Interface Engineering for Highly Efficient Organic Solar Cells

Organic solar cells (OSCs) have made dramatic advancements during the past decades owing to the innovative material design and device structure optimization, with power conversion efficiencies surpassing 19% and 20% for single-junction and tandem devices, respectively. Interface engineering, by modifying interface properties between different layers for OSCs, has become a vital part to promote the device efficiency. It is essential to elucidate the intrinsic working mechanism of interface layers, as well as the related physical and chemical processes that manipulate device performance and long-term stability. In this article, the advances in interface engineering aimed to pursue high-performance OSCs are reviewed. The specific functions and corresponding design principles of interface layers are summarized first. Then, the anode interface layer, cathode interface layer in single-junction OSCs, and interconnecting layer of tandem devices are discussed in separate categories, and the interface engineering-related improvements on device efficiency and stability are analyzed. Finally, the challenges and prospects associated with application of interface engineering are discussed with the emphasis on large-area, high-performance, and low-cost device manufacturing.

Automated summary

Organic solar cells (OSCs) have witnessed significant advancements in power conversion efficiency, surpassing 19% and 20% for single-junction and tandem devices, respectively, due to innovative material design and device structure optimization.
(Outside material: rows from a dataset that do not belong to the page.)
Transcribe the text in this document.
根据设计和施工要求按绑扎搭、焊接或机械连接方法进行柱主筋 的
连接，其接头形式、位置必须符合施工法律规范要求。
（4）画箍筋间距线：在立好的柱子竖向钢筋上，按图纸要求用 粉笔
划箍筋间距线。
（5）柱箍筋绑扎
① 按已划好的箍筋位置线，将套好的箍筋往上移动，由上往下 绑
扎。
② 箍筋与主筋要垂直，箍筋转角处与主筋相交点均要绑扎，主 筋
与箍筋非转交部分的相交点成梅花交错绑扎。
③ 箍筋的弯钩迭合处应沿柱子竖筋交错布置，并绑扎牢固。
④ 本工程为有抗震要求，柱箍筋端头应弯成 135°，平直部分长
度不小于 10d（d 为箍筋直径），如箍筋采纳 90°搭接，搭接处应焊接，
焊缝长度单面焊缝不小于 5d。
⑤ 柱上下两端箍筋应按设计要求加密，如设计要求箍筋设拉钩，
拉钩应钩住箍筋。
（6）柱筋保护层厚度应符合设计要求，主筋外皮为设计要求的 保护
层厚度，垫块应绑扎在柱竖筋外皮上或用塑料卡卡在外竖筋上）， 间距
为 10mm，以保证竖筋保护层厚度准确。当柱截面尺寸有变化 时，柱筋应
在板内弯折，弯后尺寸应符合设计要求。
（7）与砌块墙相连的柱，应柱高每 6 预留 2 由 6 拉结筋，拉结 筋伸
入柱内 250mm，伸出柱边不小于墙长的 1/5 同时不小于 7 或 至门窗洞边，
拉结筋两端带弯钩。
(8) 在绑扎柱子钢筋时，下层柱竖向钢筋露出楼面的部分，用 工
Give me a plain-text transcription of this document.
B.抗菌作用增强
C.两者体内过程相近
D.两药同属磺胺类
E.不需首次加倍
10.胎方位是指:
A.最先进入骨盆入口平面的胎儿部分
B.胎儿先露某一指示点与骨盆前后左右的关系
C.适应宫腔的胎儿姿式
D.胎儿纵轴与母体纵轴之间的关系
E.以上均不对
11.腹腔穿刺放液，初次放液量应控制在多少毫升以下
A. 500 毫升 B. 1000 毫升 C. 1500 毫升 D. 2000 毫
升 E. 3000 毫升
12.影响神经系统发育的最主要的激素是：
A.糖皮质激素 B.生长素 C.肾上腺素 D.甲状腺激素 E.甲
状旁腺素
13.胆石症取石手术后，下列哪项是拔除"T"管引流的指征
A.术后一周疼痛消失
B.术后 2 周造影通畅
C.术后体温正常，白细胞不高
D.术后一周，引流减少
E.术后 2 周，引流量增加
Interface engineering plays a crucial role in boosting device efficiency by modifying the interface properties between different layers in OSCs. This article provides a review of the progress in interface engineering for high-performance OSCs, discussing the specific functions and design principles of interface layers and analyzing the improvements in device efficiency and stability. The challenges and prospects associated with the application of interface engineering, particularly for large-area, high-performance, and low-cost device manufacturing, are also addressed.